Lawyers for the U.S. Justice Department, in legal filings Monday, stated that the National Association of Realtors‘ legal motions to dismiss parts of a federal antitrust lawsuit “all miss the mark.”
In the lawsuit filed in September and amended in October, the federal government charges that the Realtor trade group has adopted policies for the online display and sharing of property information that are overly restrictive. The U.S. District Court for the Northern District of Illinois is handling the case.
In December, lawyers for the trade group attempted to toss out certain aspects of the federal government’s case. For example, the association charged that it had already withdrawn a Virtual Office Web (VOW) site property listings policy that is the subject of the original complaint.
“Neither the parties nor the court should waste time and resources” in litigation over a policy that is no longer in effect, the association charged. About 200 Realtor-affiliated MLSs chose to adopt the association’s initial VOW policy after it was adopted in 2003, the Justice Department alleged in its complaint.
The trade group had also challenged federal claims relating to opt-out provisions of the VOW policy and a new Internet Listings Display (ILD) policy, stating, “These provisions do nothing more than permit individual entities to make independent decisions regarding whether to authorize display of their own listings on the Internet sites of other entities. Thus, they do not involve any collectively imposed restraint of trade as required to state a claim under … the Sherman Act.”
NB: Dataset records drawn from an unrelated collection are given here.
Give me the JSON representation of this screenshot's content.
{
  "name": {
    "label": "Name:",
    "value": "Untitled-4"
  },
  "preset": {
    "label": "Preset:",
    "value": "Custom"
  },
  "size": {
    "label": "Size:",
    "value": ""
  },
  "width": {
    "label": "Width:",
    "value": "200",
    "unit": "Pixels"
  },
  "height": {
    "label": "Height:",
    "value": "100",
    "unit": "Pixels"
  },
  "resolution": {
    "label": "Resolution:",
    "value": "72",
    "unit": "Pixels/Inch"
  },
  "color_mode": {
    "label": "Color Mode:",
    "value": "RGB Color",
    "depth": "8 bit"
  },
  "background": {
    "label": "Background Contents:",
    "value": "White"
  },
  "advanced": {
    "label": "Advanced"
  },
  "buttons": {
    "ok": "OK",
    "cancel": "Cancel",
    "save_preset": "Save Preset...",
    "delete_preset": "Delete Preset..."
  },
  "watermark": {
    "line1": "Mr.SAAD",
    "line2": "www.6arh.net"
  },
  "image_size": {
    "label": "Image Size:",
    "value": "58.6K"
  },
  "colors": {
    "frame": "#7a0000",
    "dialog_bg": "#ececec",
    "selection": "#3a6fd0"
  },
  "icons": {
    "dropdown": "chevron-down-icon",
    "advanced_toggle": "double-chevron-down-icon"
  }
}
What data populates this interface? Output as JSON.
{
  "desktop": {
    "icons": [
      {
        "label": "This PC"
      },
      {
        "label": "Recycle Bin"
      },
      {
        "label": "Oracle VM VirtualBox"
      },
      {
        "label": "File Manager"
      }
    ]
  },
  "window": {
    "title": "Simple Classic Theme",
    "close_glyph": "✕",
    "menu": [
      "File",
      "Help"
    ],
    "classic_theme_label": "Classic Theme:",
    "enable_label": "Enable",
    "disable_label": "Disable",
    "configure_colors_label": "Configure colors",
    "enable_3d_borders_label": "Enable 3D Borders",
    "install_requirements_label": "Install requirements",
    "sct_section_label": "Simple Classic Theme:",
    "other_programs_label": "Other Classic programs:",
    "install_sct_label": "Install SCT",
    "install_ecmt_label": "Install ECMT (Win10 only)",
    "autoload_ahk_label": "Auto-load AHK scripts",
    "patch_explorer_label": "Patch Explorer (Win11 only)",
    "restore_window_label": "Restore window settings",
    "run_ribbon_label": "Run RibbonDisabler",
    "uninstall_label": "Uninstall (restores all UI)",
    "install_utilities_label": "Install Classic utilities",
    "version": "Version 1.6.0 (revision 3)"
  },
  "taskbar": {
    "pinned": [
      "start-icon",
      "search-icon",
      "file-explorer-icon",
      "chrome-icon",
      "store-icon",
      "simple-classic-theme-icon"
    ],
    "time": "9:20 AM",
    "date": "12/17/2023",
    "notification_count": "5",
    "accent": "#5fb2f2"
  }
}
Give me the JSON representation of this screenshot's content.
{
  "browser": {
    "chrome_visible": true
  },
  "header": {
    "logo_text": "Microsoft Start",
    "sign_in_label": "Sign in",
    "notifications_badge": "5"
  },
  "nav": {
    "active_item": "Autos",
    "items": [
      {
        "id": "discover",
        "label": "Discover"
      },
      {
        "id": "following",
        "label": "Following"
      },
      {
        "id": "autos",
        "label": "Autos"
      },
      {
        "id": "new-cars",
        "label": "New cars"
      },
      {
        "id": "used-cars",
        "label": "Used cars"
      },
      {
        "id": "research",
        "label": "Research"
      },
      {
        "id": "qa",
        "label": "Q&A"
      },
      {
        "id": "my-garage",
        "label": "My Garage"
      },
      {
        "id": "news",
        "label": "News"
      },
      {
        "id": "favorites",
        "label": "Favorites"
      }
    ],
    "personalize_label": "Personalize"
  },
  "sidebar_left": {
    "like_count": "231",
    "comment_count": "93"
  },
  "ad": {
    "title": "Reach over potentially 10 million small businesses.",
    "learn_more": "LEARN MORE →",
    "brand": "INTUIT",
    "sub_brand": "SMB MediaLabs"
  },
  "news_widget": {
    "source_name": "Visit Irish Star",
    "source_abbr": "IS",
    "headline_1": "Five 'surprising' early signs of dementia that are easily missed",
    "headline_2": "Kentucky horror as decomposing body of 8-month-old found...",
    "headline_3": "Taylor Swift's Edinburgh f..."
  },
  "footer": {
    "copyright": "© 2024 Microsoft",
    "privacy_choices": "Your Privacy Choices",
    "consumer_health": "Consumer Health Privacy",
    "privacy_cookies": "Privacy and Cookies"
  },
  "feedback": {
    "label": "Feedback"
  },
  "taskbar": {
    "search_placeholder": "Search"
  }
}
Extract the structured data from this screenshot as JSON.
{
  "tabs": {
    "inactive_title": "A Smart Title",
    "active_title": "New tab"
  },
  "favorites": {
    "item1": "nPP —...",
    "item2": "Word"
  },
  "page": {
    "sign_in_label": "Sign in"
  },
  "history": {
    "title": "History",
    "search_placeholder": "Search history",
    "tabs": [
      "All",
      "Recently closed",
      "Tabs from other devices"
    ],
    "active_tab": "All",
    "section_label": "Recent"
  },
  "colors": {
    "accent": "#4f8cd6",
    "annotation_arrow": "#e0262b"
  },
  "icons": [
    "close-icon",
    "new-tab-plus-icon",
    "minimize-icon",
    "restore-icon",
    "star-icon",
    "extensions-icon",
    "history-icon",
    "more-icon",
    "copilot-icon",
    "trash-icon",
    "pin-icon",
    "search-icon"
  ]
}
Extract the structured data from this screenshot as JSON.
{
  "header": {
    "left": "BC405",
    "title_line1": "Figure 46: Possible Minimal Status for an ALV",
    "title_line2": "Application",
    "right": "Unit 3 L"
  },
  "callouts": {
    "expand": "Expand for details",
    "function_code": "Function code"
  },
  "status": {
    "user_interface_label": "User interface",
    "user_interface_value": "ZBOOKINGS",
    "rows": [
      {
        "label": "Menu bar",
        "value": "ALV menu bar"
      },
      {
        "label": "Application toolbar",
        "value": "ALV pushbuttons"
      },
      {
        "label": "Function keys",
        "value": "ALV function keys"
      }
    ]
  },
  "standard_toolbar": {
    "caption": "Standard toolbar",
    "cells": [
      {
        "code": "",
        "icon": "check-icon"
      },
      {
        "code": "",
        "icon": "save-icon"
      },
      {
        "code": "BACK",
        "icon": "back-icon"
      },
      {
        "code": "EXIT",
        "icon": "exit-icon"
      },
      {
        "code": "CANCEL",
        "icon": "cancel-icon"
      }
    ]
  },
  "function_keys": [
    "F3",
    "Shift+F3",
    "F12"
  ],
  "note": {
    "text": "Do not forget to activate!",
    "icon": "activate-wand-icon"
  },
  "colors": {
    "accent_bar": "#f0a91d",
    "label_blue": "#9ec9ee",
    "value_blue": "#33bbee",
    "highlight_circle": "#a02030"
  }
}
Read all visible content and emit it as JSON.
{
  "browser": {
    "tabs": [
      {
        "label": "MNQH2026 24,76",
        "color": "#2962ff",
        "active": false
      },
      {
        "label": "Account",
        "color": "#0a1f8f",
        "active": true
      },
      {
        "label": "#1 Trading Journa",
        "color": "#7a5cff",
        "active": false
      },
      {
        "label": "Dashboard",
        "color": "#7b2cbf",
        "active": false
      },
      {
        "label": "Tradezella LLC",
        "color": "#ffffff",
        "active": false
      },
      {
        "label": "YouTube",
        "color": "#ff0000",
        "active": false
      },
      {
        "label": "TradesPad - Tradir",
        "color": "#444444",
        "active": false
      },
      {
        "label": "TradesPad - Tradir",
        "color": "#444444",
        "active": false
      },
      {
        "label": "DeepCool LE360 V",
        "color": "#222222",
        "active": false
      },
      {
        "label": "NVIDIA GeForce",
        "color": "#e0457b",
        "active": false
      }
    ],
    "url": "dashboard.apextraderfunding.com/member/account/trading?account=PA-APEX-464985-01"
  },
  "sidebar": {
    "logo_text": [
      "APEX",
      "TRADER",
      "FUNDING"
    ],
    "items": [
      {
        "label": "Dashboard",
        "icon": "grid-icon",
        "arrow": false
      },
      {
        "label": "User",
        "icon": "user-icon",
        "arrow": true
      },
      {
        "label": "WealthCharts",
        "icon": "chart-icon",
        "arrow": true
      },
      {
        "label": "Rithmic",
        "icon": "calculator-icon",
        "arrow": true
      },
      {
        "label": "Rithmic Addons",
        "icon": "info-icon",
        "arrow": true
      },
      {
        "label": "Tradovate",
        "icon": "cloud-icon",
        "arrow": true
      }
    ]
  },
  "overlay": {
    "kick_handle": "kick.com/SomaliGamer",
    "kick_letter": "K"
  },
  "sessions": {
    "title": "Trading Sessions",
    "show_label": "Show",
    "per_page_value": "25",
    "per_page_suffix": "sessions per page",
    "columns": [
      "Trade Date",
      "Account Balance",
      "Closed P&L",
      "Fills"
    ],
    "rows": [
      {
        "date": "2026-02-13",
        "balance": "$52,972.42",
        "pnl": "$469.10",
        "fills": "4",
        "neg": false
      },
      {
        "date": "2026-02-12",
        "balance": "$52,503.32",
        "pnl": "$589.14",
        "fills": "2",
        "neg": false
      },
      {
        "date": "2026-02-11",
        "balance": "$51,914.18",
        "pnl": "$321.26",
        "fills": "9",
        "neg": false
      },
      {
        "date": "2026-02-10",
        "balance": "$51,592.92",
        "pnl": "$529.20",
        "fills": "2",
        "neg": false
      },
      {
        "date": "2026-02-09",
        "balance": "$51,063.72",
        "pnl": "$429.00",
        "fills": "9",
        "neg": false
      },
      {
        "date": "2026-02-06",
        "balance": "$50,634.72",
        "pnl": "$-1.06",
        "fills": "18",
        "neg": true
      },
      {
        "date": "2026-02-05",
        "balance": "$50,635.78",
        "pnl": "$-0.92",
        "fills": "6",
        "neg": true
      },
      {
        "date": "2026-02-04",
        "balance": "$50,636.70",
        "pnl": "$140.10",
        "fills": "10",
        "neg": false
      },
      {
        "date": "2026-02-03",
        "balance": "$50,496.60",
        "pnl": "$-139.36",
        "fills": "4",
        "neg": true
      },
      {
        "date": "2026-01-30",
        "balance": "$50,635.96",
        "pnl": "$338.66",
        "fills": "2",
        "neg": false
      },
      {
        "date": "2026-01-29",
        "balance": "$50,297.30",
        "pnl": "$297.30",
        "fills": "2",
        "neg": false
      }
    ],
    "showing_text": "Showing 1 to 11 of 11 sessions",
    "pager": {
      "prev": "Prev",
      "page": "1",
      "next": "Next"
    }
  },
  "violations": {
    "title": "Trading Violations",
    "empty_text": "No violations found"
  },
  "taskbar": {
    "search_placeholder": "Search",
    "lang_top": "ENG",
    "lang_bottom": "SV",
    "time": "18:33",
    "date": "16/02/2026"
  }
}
And the association stated in its motion that opt-out provisions of both online listings policies “impose no restraints whatsoever on any of NAR’s members who would be subject to the policies if they were being enforced. They do not encourage NAR members to refuse to allow listings to be displayed on other brokers’ Web sites. Any decision to opt out is made unilaterally by listing brokers exercising their independent judgment.”
“Defendant’s motion to dismiss makes three points; all miss the mark,” the Justice Department’s Feb. 6 court filing states. “First, this Court has jurisdiction over the Initial VOW Policy despite NAR’s assertion that it modified that policy shortly before the United States filed suit. Courts have on many occasions enjoined conduct that had ceased before the United States brought an enforcement action,” the DOJ filing states.
“NAR’s VOW policies constitute restraints of trade, despite NAR’s protestations to the contrary, because they
restrain competition in real estate markets, generally, and the behavior of multiple listing services and virtual office Web site operators, in particular,” according to the DOJ filing.
Under the association’s initial 2003 VOW policy, a broker could pick and choose which other MLS participants could display his or her listings on the Web or could choose to prevent all other MLS members from displaying them. Under the newly formed ILD policy, which the association has also withdrawn pending the litigation, listing brokers can still choose to keep their listings from all other MLS member Web sites but cannot reserve them from individual sites.
Laurie Janik, legal counsel for the National Association of Realtors, has told association members that the trade group will likely face a long and costly legal battle even if it ultimately prevails in the lawsuit.